Court Opinion

ID: 9736076
Source: CourtListenerOpinion
Date Created: 2023-08-26 18:42:37.027889+00
Date Added: 2024-06-11T18:27:04.158398
License: Public Domain

CAPPY, Justice,
concurring.
I join the majority opinion of Mr. Chief Justice Nix in this case. Perhaps out of an overabundance of caution, however, I write separately to emphasize that which I believe to be paramount in all cases requiring a balancing of competing constitutional rights.
As Justice Marshall notes in Florida Star v. B.J.F., 491 U.S. 524, 109 S.Ct. 2603, 105 L.Ed.2d 443 (1989), there are special problems raised by cases such as this one, cases which involve “the tension between the right which the First Amendment accords to a free press, on the one hand, and the protections which various statutes and common law doctrines accord to personal privacy against the publication of truthful information, on the other____” 109 S.Ct. at 2607.

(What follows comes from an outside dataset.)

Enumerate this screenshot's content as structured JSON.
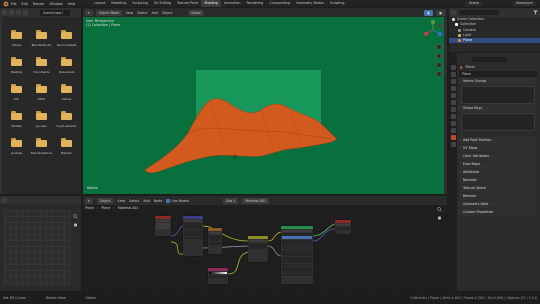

Given the vital importance in American life — and in American constitutional law — both of personal privacy rights and of the interests of the media in truthful publication, the Florida Star Court advised appellate courts to take special care to avoid making overly broad decisions in this area. As the Court reasoned, “the sensitivity and significance of the interest presented in clashes between First Amendment and privacy rights counsel relying on limited principles that sweep no more broadly than the appropriate context of the instant case.” 109 S.Ct. at 2609.
In Florida Star, which has required the remand of the instant action, Justice Marshall repeatedly comments on the limited and fact-bound nature of decisions involving the balancing of privacy and press. I believe it is important to heed that warning. It is never simple to balance the constitutional rights of one citizen against the constitutional *528rights of another citizen, knowing full well that the outcome will require a derogation of the rights of one of the litigants.
Thus, the role of the court is to tread lightly, to balance carefully and to decide each case only on the facts before it. We do not and should not sweep with so broad a brush that we have limited ourselves in future cases in which the facts would compel a different outcome. As Justice Marshall states, “we have emphasized each time that we were resolving this conflict only as it arose in a discrete factual context.” 109 S.Ct. at 2607.
This area of law demands such a rigorous, case-by-case development. To do otherwise is to give short shrift to the important constitutional interests that may arise in this Court in the future. Recognizing that the majority performed the delicate balancing required, I enthusiastically join its opinion.